Hamile kalmak ve bebek dünyaya getirmek, kadınlar için son derece mutluluk ve heyecan verici bir olaydır. Özellikle doğum yapmak ve karnında taşıdığı bebeği kucağına almak, mucizevî bir olay olarak görülür. İlk hamilelik deneyimi yaşayan birçok anne adayını, gebelik döneminde en fazla düşündüren olay ise bebeğini hangi doğum yöntemiyle kucağına alacağı sorusu olacaktır. Bebekler normal doğum veya sezaryen yöntemi ile dünyaya gelmektedir.
Kadınların hamile kalmasıyla birlikte doğum tarihinin başlangıcı olarak, son adet gördüğü tarih baz alınmaktadır. Bu tarihten itibaren bebeğin büyüyüp tam anlamıyla gelişmesi 40 hafta sürmektedir. 40. Haftasını dolduran fetus ise, doğum sürecine girmiş olacaktır. Normal doğum ise; bebeğin başı aşağıda olacak şekilde, vajinal yoldan anne bedeninden ayrılması olarak tanımlanmaktadır. Plasenta ve zarlarda, aynı şekilde bebek doğduktan sonra kendiliğinden dışarı atılmaktadır. Elbette her gebeliğin normal doğum için 40.haftasını doldurması beklenmemektedir.
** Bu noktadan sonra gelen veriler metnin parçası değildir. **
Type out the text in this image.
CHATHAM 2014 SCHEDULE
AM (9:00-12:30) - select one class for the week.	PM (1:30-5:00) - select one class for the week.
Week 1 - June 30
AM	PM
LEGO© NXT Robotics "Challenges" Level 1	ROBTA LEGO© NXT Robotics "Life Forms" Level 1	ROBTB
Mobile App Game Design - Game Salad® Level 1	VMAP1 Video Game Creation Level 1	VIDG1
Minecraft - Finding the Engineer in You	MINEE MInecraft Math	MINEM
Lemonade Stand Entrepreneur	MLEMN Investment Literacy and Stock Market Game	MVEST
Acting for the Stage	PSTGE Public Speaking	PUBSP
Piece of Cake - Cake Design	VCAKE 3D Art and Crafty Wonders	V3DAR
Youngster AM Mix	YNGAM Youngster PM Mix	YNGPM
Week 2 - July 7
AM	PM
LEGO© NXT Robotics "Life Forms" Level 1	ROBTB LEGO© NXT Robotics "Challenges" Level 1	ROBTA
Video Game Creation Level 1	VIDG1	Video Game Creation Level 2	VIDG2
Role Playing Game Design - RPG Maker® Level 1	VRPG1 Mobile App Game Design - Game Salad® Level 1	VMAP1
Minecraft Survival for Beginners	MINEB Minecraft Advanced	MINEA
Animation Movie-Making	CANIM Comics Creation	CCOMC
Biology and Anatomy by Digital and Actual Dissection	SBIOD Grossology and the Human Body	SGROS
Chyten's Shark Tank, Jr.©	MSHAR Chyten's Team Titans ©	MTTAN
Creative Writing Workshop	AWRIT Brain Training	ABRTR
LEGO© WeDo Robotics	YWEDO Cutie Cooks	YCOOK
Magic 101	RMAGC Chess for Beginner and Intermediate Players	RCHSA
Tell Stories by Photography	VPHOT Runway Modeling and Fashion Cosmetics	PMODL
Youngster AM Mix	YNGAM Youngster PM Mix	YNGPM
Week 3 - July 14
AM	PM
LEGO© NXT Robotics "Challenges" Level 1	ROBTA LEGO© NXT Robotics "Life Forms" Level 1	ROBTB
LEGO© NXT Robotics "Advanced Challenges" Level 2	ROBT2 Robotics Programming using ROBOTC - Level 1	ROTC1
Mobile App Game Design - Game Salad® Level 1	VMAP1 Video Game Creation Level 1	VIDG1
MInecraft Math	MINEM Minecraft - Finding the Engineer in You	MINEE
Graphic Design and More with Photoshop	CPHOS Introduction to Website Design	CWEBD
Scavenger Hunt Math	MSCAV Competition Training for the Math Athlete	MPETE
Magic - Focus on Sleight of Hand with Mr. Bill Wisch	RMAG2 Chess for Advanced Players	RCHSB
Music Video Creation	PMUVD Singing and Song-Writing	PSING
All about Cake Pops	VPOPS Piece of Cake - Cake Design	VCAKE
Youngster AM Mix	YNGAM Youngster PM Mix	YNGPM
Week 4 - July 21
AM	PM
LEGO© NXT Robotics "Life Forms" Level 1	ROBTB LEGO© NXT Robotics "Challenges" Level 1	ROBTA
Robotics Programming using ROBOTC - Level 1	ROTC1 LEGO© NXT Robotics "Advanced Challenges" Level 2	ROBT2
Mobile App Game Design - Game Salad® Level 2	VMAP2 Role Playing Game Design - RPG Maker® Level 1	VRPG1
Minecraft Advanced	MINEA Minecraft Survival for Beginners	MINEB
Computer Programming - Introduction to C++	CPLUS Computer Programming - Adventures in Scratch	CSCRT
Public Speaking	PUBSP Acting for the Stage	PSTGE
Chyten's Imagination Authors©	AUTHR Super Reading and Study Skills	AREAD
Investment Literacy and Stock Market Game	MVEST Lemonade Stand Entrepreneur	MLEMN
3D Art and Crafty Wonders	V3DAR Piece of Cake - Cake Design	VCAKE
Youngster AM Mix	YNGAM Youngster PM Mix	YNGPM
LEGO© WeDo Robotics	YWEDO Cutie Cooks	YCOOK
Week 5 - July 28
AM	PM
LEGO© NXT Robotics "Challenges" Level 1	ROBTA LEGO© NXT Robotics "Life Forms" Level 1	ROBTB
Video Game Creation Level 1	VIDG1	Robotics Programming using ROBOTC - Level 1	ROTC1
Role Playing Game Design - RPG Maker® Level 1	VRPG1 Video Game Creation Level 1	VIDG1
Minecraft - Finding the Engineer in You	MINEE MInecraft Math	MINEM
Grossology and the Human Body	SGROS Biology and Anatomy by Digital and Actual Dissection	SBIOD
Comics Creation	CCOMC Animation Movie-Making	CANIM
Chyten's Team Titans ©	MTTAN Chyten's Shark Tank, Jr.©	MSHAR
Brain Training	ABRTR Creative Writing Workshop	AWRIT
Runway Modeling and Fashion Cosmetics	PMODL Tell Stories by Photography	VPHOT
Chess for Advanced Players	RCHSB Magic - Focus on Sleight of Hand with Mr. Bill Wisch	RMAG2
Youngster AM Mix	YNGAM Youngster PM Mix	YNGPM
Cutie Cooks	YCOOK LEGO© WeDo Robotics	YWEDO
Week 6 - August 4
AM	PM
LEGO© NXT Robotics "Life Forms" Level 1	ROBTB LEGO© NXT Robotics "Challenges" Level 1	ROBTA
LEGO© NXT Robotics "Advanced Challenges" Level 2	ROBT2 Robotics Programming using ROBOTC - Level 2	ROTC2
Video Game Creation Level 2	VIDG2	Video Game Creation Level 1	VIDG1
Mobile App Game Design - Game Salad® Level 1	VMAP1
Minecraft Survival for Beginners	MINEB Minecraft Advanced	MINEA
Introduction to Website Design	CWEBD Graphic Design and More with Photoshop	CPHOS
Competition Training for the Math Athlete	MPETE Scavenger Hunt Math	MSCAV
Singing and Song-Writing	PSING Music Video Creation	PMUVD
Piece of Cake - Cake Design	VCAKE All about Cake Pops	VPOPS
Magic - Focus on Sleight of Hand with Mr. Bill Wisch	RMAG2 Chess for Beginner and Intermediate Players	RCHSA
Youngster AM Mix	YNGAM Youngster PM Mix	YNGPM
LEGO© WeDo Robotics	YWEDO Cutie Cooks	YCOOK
Çoğu gebelik 37-40 hafta arasında oluşan normal doğum belirtileriyle birlikte sonlanmaktadır.
Normal doğumun avantajları şu şekilde sıralanabilir:
• Kısa bir süre istirahat sonrası ayağa kalkabilir, yemek yiyebilir içebilir ve bebeğini emzirebilir.
• Anne ile bebek arasındaki bağ son derece hızlı kurulur.
• İstedikleri sayıda gebe kalabilmeleri ve bebek dünyaya getirmeleri mümkündür.
• Hastaneden çok daha kısa sürede taburcu olunur.
• Kanama, ağrı veya enfeksiyon riski diğer operasyonlara göre daha az görülür.
• Bebekler, anne memesini daha iyi kavrama becerisi gösterirler.
• Bebeklerin akciğerleri doğum esnasında basıya uğradıkları için, daha az solunum sıkıntısı yaşamaları sağlar.